I had a speech problem before – I used to say stupid things.

When I woke up months after, I couldn’t speak. I didn’t know why and neither did my family.

We didn’t understand that loss of speech is very common with brain injury.

Speech isn’t just about talking it’s about communication, and at first I couldn’t communicate in any way.

A wonderful speech therapist at Selly Oak Hospital used her own time to help me.

We began with blinking.

A simple blink once for yes and twice for no. That was interesting. Because my brain was working so slowly, no-one knew if I was answering the current question or one from 30 minutes before.

After a year I still couldn’t make a single sound, but I had moved on to using an alphabet chart. At least now I knew what was wrong.

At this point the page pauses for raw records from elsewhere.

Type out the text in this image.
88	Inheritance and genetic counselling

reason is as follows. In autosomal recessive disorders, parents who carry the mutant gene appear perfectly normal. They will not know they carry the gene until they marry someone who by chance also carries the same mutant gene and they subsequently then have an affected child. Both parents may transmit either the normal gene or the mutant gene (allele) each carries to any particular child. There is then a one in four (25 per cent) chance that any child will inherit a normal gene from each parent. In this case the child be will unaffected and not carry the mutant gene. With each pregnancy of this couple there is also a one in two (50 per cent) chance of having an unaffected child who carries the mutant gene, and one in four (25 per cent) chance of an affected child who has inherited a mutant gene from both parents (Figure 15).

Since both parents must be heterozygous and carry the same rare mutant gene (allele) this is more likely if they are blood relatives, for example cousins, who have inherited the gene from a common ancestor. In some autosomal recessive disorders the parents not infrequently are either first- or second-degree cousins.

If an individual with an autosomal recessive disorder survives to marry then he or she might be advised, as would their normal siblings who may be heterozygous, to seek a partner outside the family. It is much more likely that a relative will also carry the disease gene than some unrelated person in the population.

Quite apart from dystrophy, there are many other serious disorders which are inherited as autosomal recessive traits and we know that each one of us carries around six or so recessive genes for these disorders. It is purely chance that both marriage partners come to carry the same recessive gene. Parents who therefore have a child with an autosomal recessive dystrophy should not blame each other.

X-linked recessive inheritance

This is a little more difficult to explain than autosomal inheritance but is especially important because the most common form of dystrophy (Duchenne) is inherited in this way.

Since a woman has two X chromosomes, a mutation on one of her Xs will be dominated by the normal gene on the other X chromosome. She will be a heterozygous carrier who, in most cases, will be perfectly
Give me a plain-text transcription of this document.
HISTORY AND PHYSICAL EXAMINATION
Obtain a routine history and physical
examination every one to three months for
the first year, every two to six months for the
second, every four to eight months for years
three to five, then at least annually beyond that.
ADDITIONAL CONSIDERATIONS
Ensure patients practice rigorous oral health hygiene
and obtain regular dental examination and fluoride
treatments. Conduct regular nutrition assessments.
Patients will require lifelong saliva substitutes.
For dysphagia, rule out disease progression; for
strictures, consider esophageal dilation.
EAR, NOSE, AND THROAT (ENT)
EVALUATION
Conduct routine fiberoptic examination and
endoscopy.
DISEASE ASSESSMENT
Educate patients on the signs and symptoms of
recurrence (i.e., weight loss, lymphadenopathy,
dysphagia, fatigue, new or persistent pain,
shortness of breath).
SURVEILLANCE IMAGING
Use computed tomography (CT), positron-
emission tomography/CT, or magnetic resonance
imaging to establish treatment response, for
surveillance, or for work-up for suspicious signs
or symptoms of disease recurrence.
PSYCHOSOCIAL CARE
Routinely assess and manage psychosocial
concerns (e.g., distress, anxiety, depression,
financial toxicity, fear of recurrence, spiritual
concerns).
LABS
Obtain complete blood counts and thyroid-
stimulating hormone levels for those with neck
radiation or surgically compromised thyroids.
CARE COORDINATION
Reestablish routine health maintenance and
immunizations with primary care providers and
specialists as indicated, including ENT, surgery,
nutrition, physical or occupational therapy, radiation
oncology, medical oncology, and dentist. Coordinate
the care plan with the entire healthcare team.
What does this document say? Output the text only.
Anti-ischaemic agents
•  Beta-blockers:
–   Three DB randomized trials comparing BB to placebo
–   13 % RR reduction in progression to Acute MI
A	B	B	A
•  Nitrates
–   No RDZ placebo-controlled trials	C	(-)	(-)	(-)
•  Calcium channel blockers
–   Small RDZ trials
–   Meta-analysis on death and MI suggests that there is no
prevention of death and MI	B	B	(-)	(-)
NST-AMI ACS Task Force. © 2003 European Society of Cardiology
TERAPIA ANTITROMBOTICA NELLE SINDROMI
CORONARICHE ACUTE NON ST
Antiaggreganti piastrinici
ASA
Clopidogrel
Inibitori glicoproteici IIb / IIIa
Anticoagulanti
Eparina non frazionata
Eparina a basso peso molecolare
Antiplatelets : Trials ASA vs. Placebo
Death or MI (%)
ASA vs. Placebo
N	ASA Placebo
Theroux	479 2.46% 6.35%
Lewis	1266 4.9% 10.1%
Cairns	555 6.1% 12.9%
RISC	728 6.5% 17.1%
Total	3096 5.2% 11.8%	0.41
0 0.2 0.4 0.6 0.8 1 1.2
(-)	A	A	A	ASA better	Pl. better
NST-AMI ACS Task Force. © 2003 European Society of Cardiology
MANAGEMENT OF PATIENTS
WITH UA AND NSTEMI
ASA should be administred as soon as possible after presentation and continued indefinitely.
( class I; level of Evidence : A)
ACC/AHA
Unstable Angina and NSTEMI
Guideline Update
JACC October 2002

It’s a condition called dysarthria which means that the muscles used for speech are not properly connected to the brain any more, and my soft palate was paralysed.

Then came the lightwriter. This was a small typewriter fastened to my chair.

I typed in what I wanted to say and pressed the magic button. It then spoke out loud – very loud, in a terrible American accent.

In hospital surrounded by other squaddies, all wanting a go, my machine learnt every swearword known to mankind.

At the regimental boxing in Colchester we were all warned by the RSM that no heckling the opposition was allowed. I sat on the front row innocent as ever, but the lightwriter made its way round the crowd insulting every fighter that the REME put up.

Learning to speak, learning to compensate for the weak muscles, has been a long, hard and slow process.

But I hated that lightwriter, I wanted to talk.

People think if you can’t talk you can’t understand.

I didn’t realise how lucky I was.

Firstly, my therapists were able to retrain unused bits of my brain. There were lots of those.

Secondly, money was available to buy me the lightwriter.

Many people with brain injury could use one but they aren’t cheap.

I always said I would launch mine out the window when I could talk, but it’s gone to a veteran who has had a stroke.

This is his only way to get the chance to communicate that I had.